Franz-Josef Baumeister demonstriert, wie hoch der Sattel des Fahrrads eingestellt sein sollte.

Franz-Josef Baumeister demonstriert, wie hoch der Sattel des Fahrrads eingestellt sein sollte.

Osterath. Parallelität der Ereignisse: Ein 68-jähriger Radfahrer übersah am Dienstag an der Böhler Straße in Büderich beim Wechseln von der rechten Fahrbahn auf den gegenüberliegenden Radweg einen Smart. Es kam zur Kollision, der Senior stürzte und zog sich schwere Verletzungen zu.

"Das ist so ein Fall, vor dem ich immer warne. Die Leute schauen sich einfach nicht um und fühlen sich unangreifbar", erzählt Franz-Josef Baumeister, bei der Polizei der Experte für Verkehrssicherheit. An Meerbuscher Schulen führt er regelmäßig ein Verhaltenstraining inklusive Fahrübungen durch, seit 2008 aber auch für Senioren. Nicht ohne Grund: An den 446 Verkehrsunfällen im vergangenen Jahr in Meerbusch waren 93 Senioren beteiligt, 38 waren mit dem Rad unterwegs, fünf wurden schwer verletzt.
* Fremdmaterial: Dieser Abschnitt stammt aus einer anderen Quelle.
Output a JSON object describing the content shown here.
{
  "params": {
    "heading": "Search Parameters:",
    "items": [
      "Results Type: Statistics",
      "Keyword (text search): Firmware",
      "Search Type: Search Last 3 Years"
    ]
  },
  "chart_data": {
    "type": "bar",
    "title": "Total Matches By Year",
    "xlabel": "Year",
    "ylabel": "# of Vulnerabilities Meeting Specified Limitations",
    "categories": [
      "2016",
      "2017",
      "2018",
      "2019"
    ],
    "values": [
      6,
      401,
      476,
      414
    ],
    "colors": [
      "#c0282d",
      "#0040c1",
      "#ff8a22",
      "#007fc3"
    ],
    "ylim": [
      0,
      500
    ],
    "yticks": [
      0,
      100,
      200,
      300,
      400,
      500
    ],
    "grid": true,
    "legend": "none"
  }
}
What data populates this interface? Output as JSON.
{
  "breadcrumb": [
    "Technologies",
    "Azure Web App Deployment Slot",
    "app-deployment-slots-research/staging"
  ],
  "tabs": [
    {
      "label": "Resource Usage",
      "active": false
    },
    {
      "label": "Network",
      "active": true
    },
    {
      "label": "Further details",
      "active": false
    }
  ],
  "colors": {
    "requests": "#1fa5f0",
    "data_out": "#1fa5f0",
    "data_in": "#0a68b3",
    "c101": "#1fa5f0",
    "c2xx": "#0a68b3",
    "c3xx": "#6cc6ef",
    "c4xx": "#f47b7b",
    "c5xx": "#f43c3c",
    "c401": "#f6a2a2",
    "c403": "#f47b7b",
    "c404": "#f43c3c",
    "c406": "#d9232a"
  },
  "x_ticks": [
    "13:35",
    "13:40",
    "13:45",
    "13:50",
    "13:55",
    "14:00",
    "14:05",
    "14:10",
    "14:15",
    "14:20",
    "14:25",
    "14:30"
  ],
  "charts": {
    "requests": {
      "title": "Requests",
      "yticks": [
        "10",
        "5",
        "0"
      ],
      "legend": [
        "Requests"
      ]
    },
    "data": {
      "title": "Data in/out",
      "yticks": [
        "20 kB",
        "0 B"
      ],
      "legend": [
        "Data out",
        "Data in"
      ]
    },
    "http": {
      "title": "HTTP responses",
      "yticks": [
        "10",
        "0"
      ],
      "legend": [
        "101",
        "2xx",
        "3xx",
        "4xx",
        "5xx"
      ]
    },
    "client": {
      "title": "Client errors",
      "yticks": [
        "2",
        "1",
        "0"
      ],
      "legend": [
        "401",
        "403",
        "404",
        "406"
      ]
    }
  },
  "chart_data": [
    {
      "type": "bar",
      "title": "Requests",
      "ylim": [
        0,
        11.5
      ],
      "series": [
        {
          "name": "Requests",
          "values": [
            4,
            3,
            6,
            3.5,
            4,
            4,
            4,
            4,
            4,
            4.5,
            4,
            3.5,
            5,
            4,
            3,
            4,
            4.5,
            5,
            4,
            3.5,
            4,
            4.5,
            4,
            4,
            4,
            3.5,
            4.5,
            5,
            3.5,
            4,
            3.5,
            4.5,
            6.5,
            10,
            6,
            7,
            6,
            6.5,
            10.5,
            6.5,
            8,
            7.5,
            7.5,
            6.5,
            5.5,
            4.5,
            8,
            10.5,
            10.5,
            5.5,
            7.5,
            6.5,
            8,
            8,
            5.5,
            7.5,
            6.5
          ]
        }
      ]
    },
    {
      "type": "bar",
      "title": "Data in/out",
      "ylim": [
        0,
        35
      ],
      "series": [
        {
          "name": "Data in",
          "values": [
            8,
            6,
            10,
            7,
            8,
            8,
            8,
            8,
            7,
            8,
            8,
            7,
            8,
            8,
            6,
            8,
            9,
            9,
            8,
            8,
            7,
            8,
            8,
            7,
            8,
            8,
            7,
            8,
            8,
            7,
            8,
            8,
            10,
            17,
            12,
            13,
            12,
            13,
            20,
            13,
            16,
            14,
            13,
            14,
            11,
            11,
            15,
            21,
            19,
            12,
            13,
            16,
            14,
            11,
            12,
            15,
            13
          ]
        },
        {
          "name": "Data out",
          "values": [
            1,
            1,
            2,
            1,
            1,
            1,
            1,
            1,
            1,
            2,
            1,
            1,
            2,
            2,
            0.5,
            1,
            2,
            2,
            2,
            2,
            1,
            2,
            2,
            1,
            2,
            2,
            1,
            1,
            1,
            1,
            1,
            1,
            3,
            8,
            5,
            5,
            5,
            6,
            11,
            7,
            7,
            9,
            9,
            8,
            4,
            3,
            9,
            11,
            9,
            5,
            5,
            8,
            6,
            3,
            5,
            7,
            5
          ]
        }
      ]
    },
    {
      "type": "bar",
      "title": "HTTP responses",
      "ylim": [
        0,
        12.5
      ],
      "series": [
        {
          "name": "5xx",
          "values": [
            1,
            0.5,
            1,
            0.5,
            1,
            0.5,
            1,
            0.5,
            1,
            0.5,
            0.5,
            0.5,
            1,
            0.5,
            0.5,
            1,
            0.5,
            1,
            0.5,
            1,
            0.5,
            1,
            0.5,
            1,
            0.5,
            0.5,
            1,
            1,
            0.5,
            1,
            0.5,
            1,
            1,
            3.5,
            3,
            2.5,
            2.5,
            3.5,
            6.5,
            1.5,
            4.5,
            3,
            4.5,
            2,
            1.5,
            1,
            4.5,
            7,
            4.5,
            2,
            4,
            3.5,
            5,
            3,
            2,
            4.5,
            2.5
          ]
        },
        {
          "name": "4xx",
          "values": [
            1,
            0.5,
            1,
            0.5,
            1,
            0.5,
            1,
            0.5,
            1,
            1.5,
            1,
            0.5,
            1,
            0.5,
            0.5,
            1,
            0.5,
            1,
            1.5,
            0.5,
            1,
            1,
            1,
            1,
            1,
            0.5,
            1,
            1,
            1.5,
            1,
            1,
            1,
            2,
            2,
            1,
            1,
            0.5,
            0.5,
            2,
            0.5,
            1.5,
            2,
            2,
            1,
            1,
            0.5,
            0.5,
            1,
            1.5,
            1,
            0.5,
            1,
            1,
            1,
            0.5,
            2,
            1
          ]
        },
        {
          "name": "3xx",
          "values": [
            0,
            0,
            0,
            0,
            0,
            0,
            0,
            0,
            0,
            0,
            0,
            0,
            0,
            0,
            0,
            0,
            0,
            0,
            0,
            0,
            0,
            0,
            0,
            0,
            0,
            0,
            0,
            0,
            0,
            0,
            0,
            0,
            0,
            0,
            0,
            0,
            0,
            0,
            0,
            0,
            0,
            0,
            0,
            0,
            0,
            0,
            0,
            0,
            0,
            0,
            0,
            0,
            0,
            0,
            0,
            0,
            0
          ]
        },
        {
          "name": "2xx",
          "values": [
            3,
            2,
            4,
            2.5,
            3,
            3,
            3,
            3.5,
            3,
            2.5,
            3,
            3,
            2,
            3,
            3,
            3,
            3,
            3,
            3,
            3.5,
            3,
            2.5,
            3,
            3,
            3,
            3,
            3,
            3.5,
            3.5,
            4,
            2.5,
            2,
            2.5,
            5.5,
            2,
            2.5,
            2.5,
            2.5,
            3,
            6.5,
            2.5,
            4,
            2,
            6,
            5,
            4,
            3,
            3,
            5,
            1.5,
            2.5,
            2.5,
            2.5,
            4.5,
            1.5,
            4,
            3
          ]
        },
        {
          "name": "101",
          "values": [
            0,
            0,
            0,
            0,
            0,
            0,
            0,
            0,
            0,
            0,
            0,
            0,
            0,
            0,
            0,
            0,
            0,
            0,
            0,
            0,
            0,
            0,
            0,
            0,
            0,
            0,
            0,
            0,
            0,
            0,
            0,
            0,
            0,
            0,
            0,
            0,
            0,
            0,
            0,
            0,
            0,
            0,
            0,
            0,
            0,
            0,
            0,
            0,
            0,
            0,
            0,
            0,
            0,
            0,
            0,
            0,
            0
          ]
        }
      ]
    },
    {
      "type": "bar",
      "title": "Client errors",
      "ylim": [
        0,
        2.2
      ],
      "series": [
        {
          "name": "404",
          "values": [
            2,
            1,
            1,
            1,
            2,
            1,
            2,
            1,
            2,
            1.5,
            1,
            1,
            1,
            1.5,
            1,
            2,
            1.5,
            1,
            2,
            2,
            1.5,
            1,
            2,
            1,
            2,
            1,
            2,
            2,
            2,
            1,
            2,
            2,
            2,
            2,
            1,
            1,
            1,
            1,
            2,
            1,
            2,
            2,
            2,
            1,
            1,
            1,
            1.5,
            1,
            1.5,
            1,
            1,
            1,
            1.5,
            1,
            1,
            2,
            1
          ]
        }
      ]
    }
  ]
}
In dieser Woche wird die Aktion "Sicher im Sattel" in Theorie und Praxis zum zweiten Mal durchgeführt. Am Montag war Büderich mit 25 Teilnehmern, am Dienstag dann Osterath mit etwas weniger Senioren an der Reihe. "Es sind letztlich stets die gleichen Dinge, auf die ich hinweise. Allerdings verlagern sich die Schwerpunkte", sagt Baumeister.


 

Kreisverkehre erleben einen regelrechten Boom - auch in Meerbusch. Vielfaches Achselzucken war die Reaktion der rüstigen Senioren, als der Polizist nach dem richtigen Verhalten in den Kreiseln fragte. Achten sollte man vor allem darauf, ob der Kreisverkehr mit einem Schild angekündigt wird. "Dann hat man innen Vorfahrt, ansonsten gilt rechts vor links", erläutert der Experte.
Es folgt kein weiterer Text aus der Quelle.